Speakman is one of Kachemak City’s newest residents, having moved inside the city limits from Homer a little more than a year ago. This is his first time to seek public office.

“I just want to keep the status quo. Basically, keep things running the way they are,” said Speakman. “(Kachemak City) tries to do as little as possible in some ways. They don’t come up with new rules and laws and regulations for no good reason.”

Walker is currently traveling and unavailable for comment.  

Morris said after 20 years, it’s time for someone else to take over as mayor.

“We have a good council and everybody knows the game plan.,” siad Morris. “It’s time to let somebody else make it go forward. Or whatever it has to do.” 

During his term as mayor, Morris said the city, with a population of about 480 residents, accomplished exactly what it said it would do.

“We pretend to tax, you pretend not to want any services. It works,” he said.

What has changed about Kachemak City is its demographics.

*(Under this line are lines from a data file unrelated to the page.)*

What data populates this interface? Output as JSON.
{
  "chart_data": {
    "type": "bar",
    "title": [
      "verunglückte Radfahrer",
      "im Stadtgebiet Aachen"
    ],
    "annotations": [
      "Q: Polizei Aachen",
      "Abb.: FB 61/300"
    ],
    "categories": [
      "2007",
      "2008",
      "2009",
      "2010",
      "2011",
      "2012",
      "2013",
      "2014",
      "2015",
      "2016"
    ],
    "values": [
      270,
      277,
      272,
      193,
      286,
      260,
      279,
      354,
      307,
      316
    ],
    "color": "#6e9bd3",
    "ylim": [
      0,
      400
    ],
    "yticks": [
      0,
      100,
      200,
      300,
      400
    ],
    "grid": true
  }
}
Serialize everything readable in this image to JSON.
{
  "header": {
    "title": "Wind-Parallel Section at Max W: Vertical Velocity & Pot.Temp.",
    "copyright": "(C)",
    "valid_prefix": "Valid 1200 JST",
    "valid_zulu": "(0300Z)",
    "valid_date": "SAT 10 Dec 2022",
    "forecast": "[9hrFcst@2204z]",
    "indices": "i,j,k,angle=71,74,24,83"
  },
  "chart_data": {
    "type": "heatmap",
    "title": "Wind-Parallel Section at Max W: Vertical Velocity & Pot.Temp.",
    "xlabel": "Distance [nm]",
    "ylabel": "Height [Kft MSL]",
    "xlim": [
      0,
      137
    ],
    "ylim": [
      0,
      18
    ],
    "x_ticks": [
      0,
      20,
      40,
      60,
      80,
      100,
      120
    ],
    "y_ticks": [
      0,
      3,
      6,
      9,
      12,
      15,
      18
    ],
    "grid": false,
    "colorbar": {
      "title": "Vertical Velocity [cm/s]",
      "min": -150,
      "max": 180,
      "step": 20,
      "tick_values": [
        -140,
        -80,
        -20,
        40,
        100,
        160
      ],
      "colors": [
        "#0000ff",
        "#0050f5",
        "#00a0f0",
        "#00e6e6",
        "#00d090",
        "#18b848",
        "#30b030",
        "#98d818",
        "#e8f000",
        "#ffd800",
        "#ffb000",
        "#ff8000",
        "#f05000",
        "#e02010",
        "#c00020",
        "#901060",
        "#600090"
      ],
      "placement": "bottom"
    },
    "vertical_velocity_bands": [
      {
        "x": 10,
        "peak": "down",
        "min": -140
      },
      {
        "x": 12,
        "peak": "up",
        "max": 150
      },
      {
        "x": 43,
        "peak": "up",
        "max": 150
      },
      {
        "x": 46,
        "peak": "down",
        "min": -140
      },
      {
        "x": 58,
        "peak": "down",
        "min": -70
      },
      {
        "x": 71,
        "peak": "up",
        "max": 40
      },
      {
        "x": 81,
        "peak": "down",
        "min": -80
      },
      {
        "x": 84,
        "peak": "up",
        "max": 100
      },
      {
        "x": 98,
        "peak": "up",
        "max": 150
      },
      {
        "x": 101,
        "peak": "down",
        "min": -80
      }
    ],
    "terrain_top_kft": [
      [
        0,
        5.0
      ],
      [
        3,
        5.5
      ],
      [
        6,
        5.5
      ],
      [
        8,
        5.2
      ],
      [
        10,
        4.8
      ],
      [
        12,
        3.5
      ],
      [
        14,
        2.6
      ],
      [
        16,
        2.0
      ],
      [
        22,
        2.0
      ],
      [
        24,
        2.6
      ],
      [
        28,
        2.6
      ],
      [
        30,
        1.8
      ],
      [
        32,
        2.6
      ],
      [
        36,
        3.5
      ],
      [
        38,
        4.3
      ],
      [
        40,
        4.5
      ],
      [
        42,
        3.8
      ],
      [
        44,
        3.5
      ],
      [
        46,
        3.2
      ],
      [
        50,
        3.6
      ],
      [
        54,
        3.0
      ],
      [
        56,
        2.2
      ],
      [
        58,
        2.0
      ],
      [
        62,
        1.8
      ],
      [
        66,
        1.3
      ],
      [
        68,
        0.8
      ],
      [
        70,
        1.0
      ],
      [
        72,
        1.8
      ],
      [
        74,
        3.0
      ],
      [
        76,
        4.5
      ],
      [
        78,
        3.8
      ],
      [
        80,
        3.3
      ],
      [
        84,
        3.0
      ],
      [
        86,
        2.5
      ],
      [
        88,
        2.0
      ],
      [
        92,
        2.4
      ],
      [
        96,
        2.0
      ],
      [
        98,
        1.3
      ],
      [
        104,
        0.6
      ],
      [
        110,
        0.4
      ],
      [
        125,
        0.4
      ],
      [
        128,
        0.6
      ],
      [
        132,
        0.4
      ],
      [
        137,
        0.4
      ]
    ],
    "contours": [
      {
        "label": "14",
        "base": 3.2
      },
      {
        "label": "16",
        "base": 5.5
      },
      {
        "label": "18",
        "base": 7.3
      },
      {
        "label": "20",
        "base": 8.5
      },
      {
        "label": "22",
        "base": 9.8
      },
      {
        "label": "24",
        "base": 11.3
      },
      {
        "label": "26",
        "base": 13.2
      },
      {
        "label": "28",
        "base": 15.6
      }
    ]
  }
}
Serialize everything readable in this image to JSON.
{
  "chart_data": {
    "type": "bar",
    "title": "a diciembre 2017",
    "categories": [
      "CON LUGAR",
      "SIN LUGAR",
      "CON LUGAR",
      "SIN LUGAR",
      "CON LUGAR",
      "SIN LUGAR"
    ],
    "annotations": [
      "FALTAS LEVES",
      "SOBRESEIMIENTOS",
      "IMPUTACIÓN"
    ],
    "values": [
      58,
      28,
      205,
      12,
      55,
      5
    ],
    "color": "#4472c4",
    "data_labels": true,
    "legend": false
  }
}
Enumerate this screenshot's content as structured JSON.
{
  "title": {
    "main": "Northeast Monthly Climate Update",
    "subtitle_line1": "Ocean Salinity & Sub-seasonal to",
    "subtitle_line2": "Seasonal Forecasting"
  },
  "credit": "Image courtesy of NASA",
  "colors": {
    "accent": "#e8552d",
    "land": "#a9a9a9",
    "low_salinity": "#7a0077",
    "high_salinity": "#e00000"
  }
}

“We used to have an average number of kids, but we don’t have kids anymore. They’ve grown up and gone away and been replaced by retirees coming in and building fancy houses,” said Morris. “The Kenai Peninsula Borough has the oldest demographic in the sate. Homer is probably older than that and Kachemak City is the oldest of them all.”

After more than 20 years as mayor, Morris said he already has plans for using the amount of time it took him to keep the city running.

“The way I tell everybody is that the mayor’s job took about 15 minutes a week, so if I have an extra cup of coffee or an extra cup of tea one morning a week, that makes up for it,” he said. “There really is not that much going on there.” 

The majority of the work to keep the city running smoothly is accomplished by Schoepke, according to both the current and former mayor.

“The real boss is (Schoepke). She’s a neat gal. Talk about a book of knowledge,” said Overway. 

“She’s been there a long time and is making noise about possibly retiring the end of next year or there abouts,” said Morris. “Frankly, that’s part of the reason I decided it was time for me to go away. If Helen’s not there, I don’t want to be there. She’s the key.”